Crazy, cosmopolitan Alexandria

The buildings of Alexandria stretch on forever, beyond the haze of distance. For 20km in fact, along the seafront, housing more than 4 million people.

I work my way down el-Nabi Daniel (Prophet Daniel Street) past the bookshop and bookstalls in search of the Mosque of the same name as the street. Its said to be the site of the tomb of Alexander the Great, founder of the city. The street is one of the streets of the original layout of the city. The other ran East-West to the Pharos Lighthouse. The city followed the traditional Greek grid pattern. I can’t really see a lot of the mosque hidden as it is behind walls and the usual junk of African cities: parked cars, beggars, market stalls, awnings, and a half demolished or completed building.
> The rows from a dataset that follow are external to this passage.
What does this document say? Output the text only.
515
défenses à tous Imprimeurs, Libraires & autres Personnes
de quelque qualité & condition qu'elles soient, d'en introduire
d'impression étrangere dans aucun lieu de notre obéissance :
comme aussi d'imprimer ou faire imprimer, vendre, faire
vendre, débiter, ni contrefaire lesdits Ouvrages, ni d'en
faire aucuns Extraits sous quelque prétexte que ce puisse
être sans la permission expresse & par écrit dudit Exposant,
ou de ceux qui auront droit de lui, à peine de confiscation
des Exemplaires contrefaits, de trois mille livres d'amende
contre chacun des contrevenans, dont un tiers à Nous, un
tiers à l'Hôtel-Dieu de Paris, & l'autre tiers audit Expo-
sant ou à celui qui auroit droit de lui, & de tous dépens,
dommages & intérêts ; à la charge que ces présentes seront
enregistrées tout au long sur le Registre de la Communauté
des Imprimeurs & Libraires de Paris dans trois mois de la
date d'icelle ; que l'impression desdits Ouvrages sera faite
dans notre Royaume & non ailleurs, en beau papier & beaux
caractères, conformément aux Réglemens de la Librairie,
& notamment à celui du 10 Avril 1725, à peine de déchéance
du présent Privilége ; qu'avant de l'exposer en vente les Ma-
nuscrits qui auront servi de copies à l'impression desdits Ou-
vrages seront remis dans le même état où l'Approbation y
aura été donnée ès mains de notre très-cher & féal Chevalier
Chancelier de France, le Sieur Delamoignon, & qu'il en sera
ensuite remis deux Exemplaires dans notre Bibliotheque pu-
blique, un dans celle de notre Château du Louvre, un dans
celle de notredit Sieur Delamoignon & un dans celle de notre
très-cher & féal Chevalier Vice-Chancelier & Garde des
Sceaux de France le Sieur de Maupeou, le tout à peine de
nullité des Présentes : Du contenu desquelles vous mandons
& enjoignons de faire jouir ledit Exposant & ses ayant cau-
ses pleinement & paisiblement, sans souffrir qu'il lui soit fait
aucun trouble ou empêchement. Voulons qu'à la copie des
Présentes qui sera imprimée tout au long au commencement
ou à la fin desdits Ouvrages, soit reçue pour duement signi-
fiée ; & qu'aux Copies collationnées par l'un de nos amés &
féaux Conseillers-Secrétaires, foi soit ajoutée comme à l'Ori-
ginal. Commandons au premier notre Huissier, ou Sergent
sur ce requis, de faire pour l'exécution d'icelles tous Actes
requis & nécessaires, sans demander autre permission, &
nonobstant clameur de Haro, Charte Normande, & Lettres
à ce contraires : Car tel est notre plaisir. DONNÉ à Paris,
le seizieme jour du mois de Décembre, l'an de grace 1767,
It would be good to be home, or on my way. Everything is tired: myself, my clothing, my kit; but at least I’m not somewhere horrid like Djibouti. Alexandria and Egypt are European- (and cheap-) enough for me to be able to live comfortably. Its easy to forget I’m still in Africa. There is something to be said for leaving home for a semi-permanent stint elsewhere, so long as you don’t have to get anywhere. There are all the benefits of home and a long stay, being able to unpack, truly getting to know a place, making friends, plus a new spring in the step. Yet, I want to be moving on.